Intra-abdominal pressure is defined as the pressure within the abdominal cavity. It is part of our core stability system. We need some, but not too much and we need an ability to manage the varying pressures throughout the day. When we take a breath in, the diaphragm descends and there is a compression action on the abdominal contents which acts to stabilize the pelvis and spine. We can have too much pressure such as a Valsalva maneuverer which is an inhale, then breath hold while bearing down. This often results in a distended abdomen and can place pressure on the pelvic organs as well.

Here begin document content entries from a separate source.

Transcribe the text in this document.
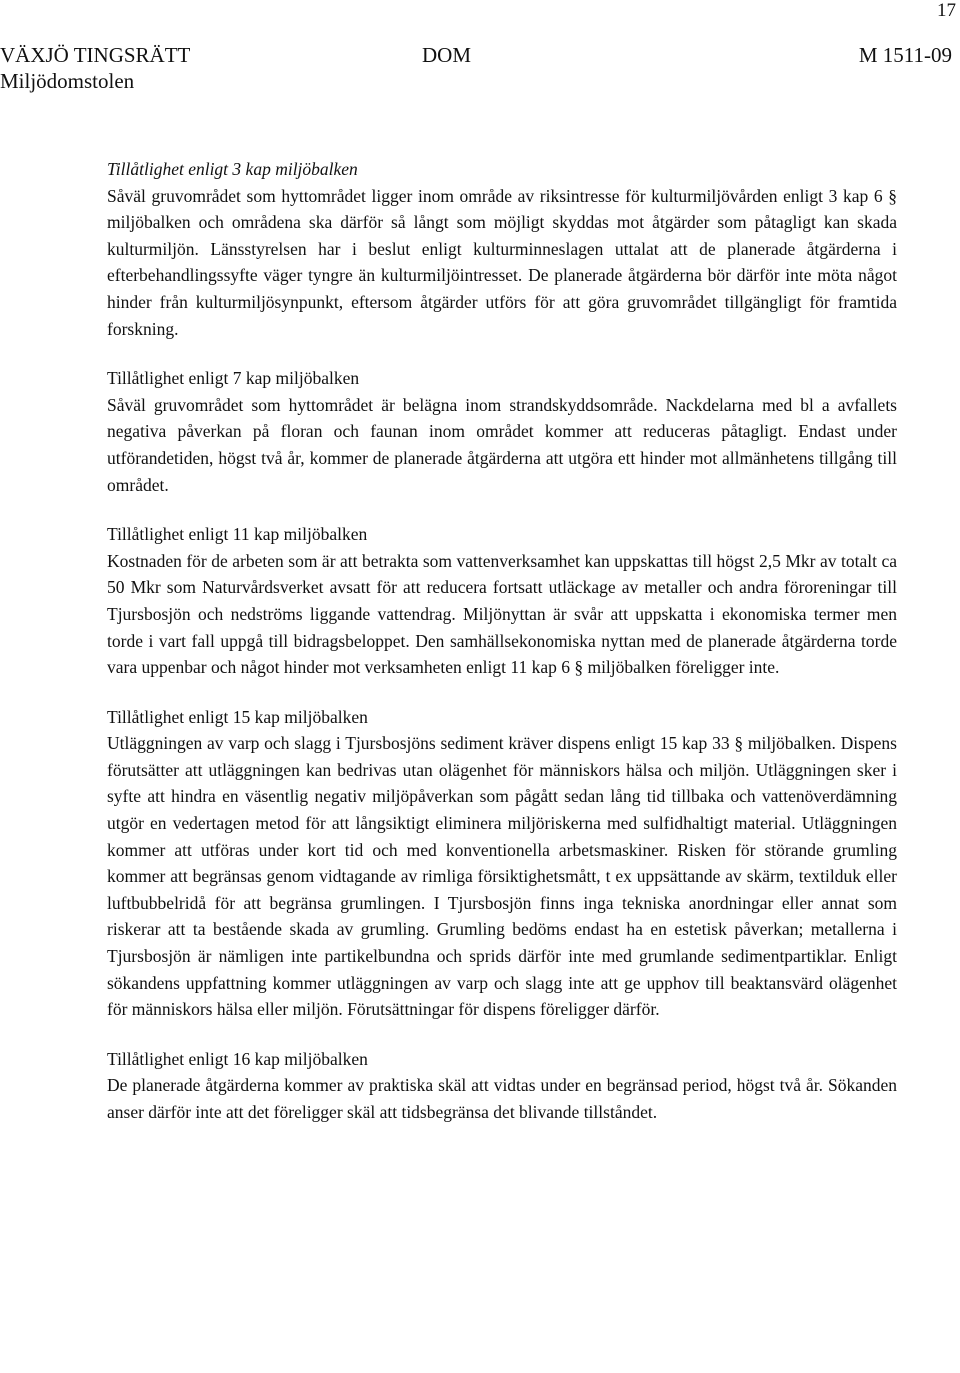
17
VÄXJÖ TINGSRÄTT
Miljödomstolen
DOM	M 1511-09

Tillåtlighet enligt 3 kap miljöbalken

Såväl gruvområdet som hyttområdet ligger inom område av riksintresse för kulturmiljövården enligt 3 kap 6 § miljöbalken och områdena ska därför så långt som möjligt skyddas mot åtgärder som påtagligt kan skada kulturmiljön. Länsstyrelsen har i beslut enligt kulturminneslagen uttalat att de planerade åtgärderna i efterbehandlingssyfte väger tyngre än kulturmiljöintresset. De planerade åtgärderna bör därför inte möta något hinder från kulturmiljösynpunkt, eftersom åtgärder utförs för att göra gruvområdet tillgängligt för framtida forskning.

Tillåtlighet enligt 7 kap miljöbalken

Såväl gruvområdet som hyttområdet är belägna inom strandskyddsområde. Nackdelarna med bl a avfallets negativa påverkan på floran och faunan inom området kommer att reduceras påtagligt. Endast under utförandetiden, högst två år, kommer de planerade åtgärderna att utgöra ett hinder mot allmänhetens tillgång till området.

Tillåtlighet enligt 11 kap miljöbalken

Kostnaden för de arbeten som är att betrakta som vattenverksamhet kan uppskattas till högst 2,5 Mkr av totalt ca 50 Mkr som Naturvårdsverket avsatt för att reducera fortsatt utläckage av metaller och andra föroreningar till Tjursbosjön och nedströms liggande vattendrag. Miljönyttan är svår att uppskatta i ekonomiska termer men torde i vart fall uppgå till bidragsbeloppet. Den samhällsekonomiska nyttan med de planerade åtgärderna torde vara uppenbar och något hinder mot verksamheten enligt 11 kap 6 § miljöbalken föreligger inte.

Tillåtlighet enligt 15 kap miljöbalken

Utläggningen av varp och slagg i Tjursbosjöns sediment kräver dispens enligt 15 kap 33 § miljöbalken. Dispens förutsätter att utläggningen kan bedrivas utan olägenhet för människors hälsa och miljön. Utläggningen sker i syfte att hindra en väsentlig negativ miljöpåverkan som pågått sedan lång tid tillbaka och vattenöverdämning utgör en vedertagen metod för att långsiktigt eliminera miljöriskerna med sulfidhaltigt material. Utläggningen kommer att utföras under kort tid och med konventionella arbetsmaskiner. Risken för störande grumling kommer att begränsas genom vidtagande av rimliga försiktighetsmått, t ex uppsättande av skärm, textilduk eller luftbubbelridå för att begränsa grumlingen. I Tjursbosjön finns inga tekniska anordningar eller annat som riskerar att ta bestående skada av grumling. Grumling bedöms endast ha en estetisk påverkan; metallerna i Tjursbosjön är nämligen inte partikelbundna och sprids därför inte med grumlande sedimentpartiklar. Enligt sökandens uppfattning kommer utläggningen av varp och slagg inte att ge upphov till beaktansvärd olägenhet för människors hälsa eller miljön. Förutsättningar för dispens föreligger därför.

Tillåtlighet enligt 16 kap miljöbalken

De planerade åtgärderna kommer av praktiska skäl att vidtas under en begränsad period, högst två år. Sökanden anser därför inte att det föreligger skäl att tidsbegränsa det blivande tillståndet.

The reverse can also be seen in a technique called hypopressives which decreases intra-abdominal pressure and results in a hollowing or concavity of the abdomen. A reliance on one may result in a compromised ability to manage changes in intra-abdominal pressure such as during lifting or exercise.
Crunches were given a bad rap because they cause an increase in intra-abdominal pressure but a study found that activities like standing up from a chair or downward dog pose in yoga actually created equal or greater increases in intra-abdominal pressure which suggests that managing intra-abdominal pressure is more about HOW a person performs a movement or exercise rather than the exercise itself.
Wrapping is often considered to be a practice that increases intra-abdominal pressure and it can when done incorrectly. Wrapping is ideally done to temporarily contribute to force closure in the pelvis with some gentle hugging of the abdominal wall. Many mistakenly wrap only the waist and wrap very tightly in hopes that it will help heal the gap between the abdominals (diastasis recti). Instead it increases intra-abdominal pressure, it interferes with digestion and it restricts optimal breathing patterns which can prevent healing of the abdominal wall and pelvic floor and can also contribute to constipation.
My recommendations for postpartum recovery include principles that support rest and belly wrapping in the early weeks postpartum, core retraining with pelvic floor initiated movements, a balance between hyper and hypopressive exercise and nutrition that is based on the traditional practices of mother roasting to support optimal digestion.